Es war ein Paukenschlag im vergangenen Jahr: Die EKD-Ratsvorsitzende Annette Kurschus trat nach Vorwürfen, mit einem Missbrauchsfall nicht korrekt umgegangen zu sein, am Rande der EKD-Synode in Ulm von allen Ämtern zurück. In diesem Jahr stehen nun Nachwahlen an. Als sicher gilt, dass die bisherige kommissarische Ratsvorsitzende Kirsten Fehrs in ihrem Amt bestätigt wird: Hat sie doch im vergangenen Jahr solide Arbeit abgeliefert.
Die Auswahl alternativer Kandidaten wäre klein: Grundvoraussetzung für das Amt des oder der Ratsvorsitzenden ist Mitgliedschaft im Rat der EKD. Nach dem Rücktritt von Kurschus und dem altersbedingten Ausscheiden von Hessen-Nassaus Kirchenpräsident Volker Jung ist der sächsische Landesbischof Tobias Bilz neben Fehrs der einzige leitende Geistliche, der dem Gremium noch angehört.
Drei Mandate
Spannender als die Wahl der Ratsvorsitzenden dürfte die Wahl des neuen Rates werden: Insgesamt müssen auf der im November stattfindenden gemeinsamen Tagung von Synode und Kirchenkonferenz der EKD in Würzburg drei Mandate im Rat der EKD nachbesetzt werden. Gesucht werden Nachfolger für Kurschus, Jung und den RheinischenSynodalen Jacob Joussen, der im Frühjahr aus dem Leitungsgremium zurücktrat.

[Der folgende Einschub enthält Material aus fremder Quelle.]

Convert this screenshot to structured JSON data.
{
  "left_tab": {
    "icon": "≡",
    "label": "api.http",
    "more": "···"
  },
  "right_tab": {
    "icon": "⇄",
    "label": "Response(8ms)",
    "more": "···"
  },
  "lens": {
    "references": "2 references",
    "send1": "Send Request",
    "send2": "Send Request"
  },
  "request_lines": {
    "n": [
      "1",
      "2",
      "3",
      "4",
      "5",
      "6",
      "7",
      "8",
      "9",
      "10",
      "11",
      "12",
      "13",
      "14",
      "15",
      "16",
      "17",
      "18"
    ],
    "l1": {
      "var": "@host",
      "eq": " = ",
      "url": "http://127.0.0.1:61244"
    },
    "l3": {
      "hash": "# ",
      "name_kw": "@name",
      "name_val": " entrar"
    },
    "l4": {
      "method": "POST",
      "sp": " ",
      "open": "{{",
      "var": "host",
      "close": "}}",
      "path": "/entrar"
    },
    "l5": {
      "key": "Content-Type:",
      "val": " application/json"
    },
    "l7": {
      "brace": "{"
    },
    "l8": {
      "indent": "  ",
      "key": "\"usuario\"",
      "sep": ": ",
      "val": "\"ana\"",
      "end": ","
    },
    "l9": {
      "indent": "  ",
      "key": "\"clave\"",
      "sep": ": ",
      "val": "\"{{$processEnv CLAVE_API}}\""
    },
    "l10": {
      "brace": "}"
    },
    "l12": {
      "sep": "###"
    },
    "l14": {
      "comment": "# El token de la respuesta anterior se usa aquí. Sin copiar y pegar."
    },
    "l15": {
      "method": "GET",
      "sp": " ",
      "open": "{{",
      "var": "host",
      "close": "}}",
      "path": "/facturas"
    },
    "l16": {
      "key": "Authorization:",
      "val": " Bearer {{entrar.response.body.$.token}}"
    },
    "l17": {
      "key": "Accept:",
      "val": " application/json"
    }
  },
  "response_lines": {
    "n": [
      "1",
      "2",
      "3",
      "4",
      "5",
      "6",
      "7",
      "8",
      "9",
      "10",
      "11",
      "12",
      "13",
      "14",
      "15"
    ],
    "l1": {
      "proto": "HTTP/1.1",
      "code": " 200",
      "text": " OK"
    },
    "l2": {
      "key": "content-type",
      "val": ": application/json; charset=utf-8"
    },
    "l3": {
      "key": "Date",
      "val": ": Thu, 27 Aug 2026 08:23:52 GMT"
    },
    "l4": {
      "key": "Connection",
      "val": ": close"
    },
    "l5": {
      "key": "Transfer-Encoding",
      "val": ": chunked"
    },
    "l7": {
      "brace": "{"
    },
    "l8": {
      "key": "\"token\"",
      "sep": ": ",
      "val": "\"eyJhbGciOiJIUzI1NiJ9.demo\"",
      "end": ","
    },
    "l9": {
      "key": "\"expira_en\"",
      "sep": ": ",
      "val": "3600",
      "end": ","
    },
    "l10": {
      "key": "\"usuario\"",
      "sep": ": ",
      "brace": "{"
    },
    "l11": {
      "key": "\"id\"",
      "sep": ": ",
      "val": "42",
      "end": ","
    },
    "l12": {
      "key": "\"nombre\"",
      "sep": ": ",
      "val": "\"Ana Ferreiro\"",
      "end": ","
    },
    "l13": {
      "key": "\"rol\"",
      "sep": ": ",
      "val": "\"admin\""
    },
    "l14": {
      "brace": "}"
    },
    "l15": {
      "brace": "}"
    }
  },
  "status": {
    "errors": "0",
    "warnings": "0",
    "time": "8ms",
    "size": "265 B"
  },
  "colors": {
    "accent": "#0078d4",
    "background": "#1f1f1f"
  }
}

Um die drei freien Mandate im Rat kandidieren nun die Kirchenpräsidentin der Evangelisch-Reformierten Kirche, Susanne Bei der Wieden, der Berliner Bischof Christian Stäblein, die habilitierte Historikerin und Ordensschwester Nicole Grochowina und die Diakonieexpertin Andrea Wagner-Pinggera. Es sind also zwei leitende Geistliche und zwei andere Mitglieder der Synode im Rennen. Wie sind ihre Chancen?

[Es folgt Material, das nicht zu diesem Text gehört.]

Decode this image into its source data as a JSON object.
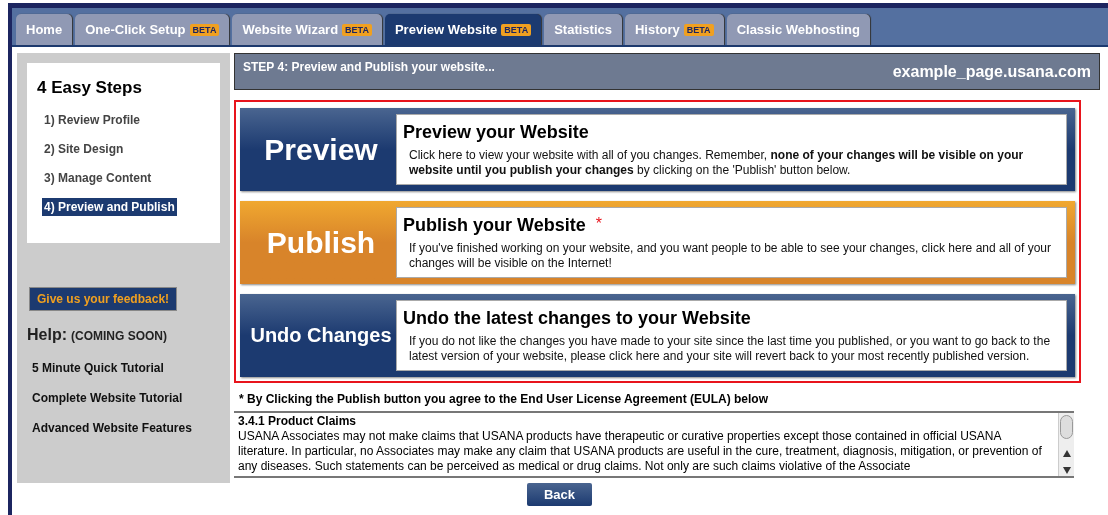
{
  "tabs": [
    {
      "label": "Home",
      "selected": false
    },
    {
      "label": "One-Click Setup",
      "badge": "BETA",
      "selected": false
    },
    {
      "label": "Website Wizard",
      "badge": "BETA",
      "selected": false
    },
    {
      "label": "Preview Website",
      "badge": "BETA",
      "selected": true
    },
    {
      "label": "Statistics",
      "selected": false
    },
    {
      "label": "History",
      "badge": "BETA",
      "selected": false
    },
    {
      "label": "Classic Webhosting",
      "selected": false
    }
  ],
  "sidebar": {
    "steps_title": "4 Easy Steps",
    "steps": [
      {
        "label": "1) Review Profile",
        "selected": false
      },
      {
        "label": "2) Site Design",
        "selected": false
      },
      {
        "label": "3) Manage Content",
        "selected": false
      },
      {
        "label": "4) Preview and Publish",
        "selected": true
      }
    ],
    "feedback_button": "Give us your feedback!",
    "help_title": "Help:",
    "help_note": "(COMING SOON)",
    "help_links": [
      "5 Minute Quick Tutorial",
      "Complete Website Tutorial",
      "Advanced Website Features"
    ]
  },
  "header": {
    "step": "STEP 4: Preview and Publish your website...",
    "domain": "example_page.usana.com"
  },
  "actions": [
    {
      "kind": "preview",
      "label": "Preview",
      "title": "Preview your Website",
      "description": "Click here to view your website with all of you changes.  Remember, **none of your changes will be visible on your website until you publish your changes** by clicking on the 'Publish' button below."
    },
    {
      "kind": "publish",
      "label": "Publish",
      "title": "Publish your Website",
      "marker": "*",
      "description": "If you've finished working on your website, and you want people to be able to see your changes, click here and all of your changes will be visible on the Internet!"
    },
    {
      "kind": "undo",
      "label": "Undo Changes",
      "title": "Undo the latest changes to your Website",
      "description": "If you do not like the changes you have made to your site since the last time you published, or you want to go back to the latest version of your website, please click here and your site will revert back to your most recently published version."
    }
  ],
  "eula": {
    "notice": "* By Clicking the Publish button you agree to the End User License Agreement (EULA) below",
    "heading": "3.4.1 Product Claims",
    "text": "USANA Associates may not make claims that USANA products have therapeutic or curative properties except those contained in official USANA literature. In particular, no Associates may make any claim that USANA products are useful in the cure, treatment, diagnosis, mitigation, or prevention of any diseases. Such statements can be perceived as medical or drug claims. Not only are such claims violative of the Associate"
  },
  "back_button": "Back"
}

Gliederung berücksichtigen
Klar ist, dass die Zahl der leitenden Geistlichen im Rat der EKD derzeit einen historischen Tiefstand erreicht hat. Vor allem in der Kirchenkonferenz, einem dem staatlichen "Bundesrat" entsprechenden Gremium der Gliedkirchen, dürfte man bestrebt sein, dies zu ändern.
Eine der leitenden Geistlichen, die als solide Theologin geltende, reformierte Kirchenpräsidentin Susanne Bei der Wieden, hat auch noch die Grundordnung der EKD auf ihrer Seite: "Bei der Wahl der Mitglieder des Rates ist die bekenntnismäßige und landschaftliche Gliederung der Evangelischen Kirche in Deutschland zu berücksichtigen", heißt es dort. Das bedeutet zumindest nach Auslegung bisheriger Synoden, dass im Rat wenigstens ein lutherisches, ein uniertes und ein reformiertes Kirchenmitglied vorhanden sein muss.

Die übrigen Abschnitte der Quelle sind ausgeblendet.